Oil and Gas Advisories
Meaning of Boe
The term "boe" or barrels of oil equivalent may be misleading, particularly if used in isolation. A boe conversion ratio of six thousand cubic feet of natural gas to one barrel of oil equivalent (6 Mcf: 1 bbl) is based on an energy equivalency conversion method primarily applicable at the burner tip and does not represent a value equivalency at the wellhead.

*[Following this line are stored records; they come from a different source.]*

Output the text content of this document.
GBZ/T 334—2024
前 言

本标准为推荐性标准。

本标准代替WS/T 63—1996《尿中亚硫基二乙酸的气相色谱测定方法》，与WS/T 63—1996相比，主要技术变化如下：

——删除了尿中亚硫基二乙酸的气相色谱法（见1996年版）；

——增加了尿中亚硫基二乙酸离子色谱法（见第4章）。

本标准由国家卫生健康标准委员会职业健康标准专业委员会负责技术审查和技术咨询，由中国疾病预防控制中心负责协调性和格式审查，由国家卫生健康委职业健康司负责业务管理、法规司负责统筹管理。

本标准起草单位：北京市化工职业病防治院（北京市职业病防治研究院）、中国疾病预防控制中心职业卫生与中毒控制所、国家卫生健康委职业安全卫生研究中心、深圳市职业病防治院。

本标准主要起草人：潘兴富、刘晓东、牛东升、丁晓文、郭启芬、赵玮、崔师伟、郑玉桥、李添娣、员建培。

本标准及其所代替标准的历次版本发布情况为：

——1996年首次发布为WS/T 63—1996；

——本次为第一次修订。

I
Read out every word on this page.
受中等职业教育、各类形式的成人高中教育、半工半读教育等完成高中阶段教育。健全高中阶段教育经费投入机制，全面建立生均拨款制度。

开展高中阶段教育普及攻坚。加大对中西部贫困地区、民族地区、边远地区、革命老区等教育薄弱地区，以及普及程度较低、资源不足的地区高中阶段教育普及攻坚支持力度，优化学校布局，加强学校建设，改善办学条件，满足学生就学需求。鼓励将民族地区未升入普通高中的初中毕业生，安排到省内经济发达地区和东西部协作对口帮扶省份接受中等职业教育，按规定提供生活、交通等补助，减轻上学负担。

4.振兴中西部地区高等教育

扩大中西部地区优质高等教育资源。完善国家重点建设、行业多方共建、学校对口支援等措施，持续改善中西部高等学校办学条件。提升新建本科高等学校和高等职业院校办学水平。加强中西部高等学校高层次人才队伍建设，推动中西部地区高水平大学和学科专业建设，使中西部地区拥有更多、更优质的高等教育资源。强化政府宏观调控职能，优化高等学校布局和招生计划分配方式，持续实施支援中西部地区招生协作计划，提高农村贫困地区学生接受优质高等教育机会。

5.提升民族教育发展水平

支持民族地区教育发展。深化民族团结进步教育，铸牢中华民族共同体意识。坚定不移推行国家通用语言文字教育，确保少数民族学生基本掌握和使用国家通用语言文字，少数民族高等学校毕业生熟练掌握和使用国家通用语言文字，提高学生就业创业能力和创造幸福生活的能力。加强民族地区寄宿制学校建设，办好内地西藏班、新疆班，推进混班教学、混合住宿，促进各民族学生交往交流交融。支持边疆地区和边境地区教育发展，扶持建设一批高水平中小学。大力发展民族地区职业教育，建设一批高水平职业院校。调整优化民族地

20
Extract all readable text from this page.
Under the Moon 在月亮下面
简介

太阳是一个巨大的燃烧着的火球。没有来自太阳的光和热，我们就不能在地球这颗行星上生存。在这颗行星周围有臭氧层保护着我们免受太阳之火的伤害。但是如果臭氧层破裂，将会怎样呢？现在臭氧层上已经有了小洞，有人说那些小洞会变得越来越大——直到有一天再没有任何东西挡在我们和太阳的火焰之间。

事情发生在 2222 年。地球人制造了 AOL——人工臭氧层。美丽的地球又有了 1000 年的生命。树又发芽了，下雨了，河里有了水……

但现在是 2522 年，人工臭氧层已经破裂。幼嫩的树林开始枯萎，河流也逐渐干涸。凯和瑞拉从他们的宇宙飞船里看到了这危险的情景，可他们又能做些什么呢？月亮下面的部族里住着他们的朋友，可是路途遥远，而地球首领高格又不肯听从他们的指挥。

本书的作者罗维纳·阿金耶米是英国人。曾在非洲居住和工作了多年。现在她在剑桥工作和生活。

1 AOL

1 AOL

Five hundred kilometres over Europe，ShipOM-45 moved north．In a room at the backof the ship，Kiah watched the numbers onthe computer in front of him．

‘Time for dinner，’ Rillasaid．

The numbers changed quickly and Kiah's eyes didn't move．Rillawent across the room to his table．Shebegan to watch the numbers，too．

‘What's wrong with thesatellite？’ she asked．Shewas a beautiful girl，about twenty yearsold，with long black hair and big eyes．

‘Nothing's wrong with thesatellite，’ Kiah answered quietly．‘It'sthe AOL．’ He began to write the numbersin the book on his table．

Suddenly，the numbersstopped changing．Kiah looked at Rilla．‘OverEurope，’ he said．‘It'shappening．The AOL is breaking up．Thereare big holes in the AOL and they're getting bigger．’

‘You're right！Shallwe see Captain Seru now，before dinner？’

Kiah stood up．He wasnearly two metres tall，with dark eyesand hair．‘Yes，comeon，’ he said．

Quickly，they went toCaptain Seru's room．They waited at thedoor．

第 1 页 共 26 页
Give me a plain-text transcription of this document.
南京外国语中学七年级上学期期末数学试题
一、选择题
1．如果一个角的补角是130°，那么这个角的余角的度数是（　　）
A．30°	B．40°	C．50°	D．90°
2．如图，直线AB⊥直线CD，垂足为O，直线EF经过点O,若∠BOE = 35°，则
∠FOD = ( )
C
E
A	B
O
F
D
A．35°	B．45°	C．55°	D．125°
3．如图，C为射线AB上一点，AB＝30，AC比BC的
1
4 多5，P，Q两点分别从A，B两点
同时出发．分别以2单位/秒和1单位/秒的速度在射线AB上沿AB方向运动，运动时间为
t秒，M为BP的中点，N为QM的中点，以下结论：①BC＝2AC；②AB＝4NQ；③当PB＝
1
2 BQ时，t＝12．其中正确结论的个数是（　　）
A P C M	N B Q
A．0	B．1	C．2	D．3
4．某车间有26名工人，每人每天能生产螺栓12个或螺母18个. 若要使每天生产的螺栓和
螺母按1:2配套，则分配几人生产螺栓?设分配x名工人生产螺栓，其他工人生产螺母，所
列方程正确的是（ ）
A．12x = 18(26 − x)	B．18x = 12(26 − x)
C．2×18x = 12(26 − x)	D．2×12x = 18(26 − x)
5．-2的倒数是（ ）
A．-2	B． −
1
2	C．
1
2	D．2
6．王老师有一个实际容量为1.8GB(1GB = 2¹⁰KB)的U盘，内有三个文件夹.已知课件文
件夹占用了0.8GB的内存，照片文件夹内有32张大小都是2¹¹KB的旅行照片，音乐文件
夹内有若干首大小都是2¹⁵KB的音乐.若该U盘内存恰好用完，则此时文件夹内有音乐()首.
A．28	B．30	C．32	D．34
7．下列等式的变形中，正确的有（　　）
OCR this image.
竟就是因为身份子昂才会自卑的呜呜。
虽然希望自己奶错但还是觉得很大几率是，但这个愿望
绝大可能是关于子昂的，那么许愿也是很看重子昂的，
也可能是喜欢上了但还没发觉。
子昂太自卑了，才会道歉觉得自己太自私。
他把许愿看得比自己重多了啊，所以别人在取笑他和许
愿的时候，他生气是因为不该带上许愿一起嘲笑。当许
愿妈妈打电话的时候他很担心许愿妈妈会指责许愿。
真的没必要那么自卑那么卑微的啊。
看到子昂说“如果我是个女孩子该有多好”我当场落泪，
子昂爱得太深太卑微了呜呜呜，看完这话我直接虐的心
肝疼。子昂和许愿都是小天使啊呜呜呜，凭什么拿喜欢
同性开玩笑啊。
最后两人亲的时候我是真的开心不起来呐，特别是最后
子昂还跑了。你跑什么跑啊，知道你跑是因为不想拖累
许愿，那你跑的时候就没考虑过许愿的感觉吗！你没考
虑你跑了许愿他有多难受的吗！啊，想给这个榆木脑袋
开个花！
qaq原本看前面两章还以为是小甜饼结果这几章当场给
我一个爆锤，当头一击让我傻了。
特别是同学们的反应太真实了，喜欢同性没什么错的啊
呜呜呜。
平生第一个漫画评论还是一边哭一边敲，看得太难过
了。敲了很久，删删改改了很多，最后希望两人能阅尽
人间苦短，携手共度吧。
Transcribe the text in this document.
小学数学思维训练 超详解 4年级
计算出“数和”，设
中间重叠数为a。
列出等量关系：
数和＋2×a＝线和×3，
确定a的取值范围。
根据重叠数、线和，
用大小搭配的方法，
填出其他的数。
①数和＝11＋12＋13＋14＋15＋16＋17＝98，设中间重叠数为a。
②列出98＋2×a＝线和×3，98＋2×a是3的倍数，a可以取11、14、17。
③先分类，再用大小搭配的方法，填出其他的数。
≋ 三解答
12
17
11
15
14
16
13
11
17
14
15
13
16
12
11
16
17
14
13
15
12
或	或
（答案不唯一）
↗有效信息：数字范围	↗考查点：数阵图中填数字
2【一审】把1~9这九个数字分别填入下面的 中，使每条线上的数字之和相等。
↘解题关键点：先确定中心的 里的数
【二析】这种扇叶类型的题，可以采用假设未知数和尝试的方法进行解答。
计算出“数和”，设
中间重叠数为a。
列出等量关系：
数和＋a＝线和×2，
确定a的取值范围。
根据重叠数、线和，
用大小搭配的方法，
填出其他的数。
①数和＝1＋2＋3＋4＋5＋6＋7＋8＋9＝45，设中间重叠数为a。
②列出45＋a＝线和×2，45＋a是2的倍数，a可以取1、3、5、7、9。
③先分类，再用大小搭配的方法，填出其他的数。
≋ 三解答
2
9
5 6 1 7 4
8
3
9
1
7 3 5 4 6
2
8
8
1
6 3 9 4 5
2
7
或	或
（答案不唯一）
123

Additionally, given that the value ratio based on the current price of crude oil, as compared to natural gas, is significantly different from the energy equivalency of 6:1; utilizing a conversion ratio of 6:1 may be misleading as an indication of value.
Reserves Estimates
The estimates of reserves and future net revenue for individual properties may not reflect the same confidence level as estimates of reserves and future net revenue for all properties, due to the effects of aggregation.
Non-GAAP Measurements
The Company utilizes certain measurements that do not have a standardized meaning or definition as prescribed by International Financial Reporting Standards ("IFRS") and therefore may not be comparable with the calculation of similar measures by other entities, including but not limited to operating netback, cash flow and working capital. Readers are referred to advisories and further discussion on non-GAAP measurements contained in the Company's continuous disclosure documents. Operating netback is a non‐GAAP measure calculated as the average per boe of the Company's oil and gas sales, less royalties and operating costs.
Neither the TSX Venture Exchange nor its Regulation Service Provider (as that term is defined in the policies of the TSX Venture Exchange) accepts responsibility for the adequacy or accuracy of this release.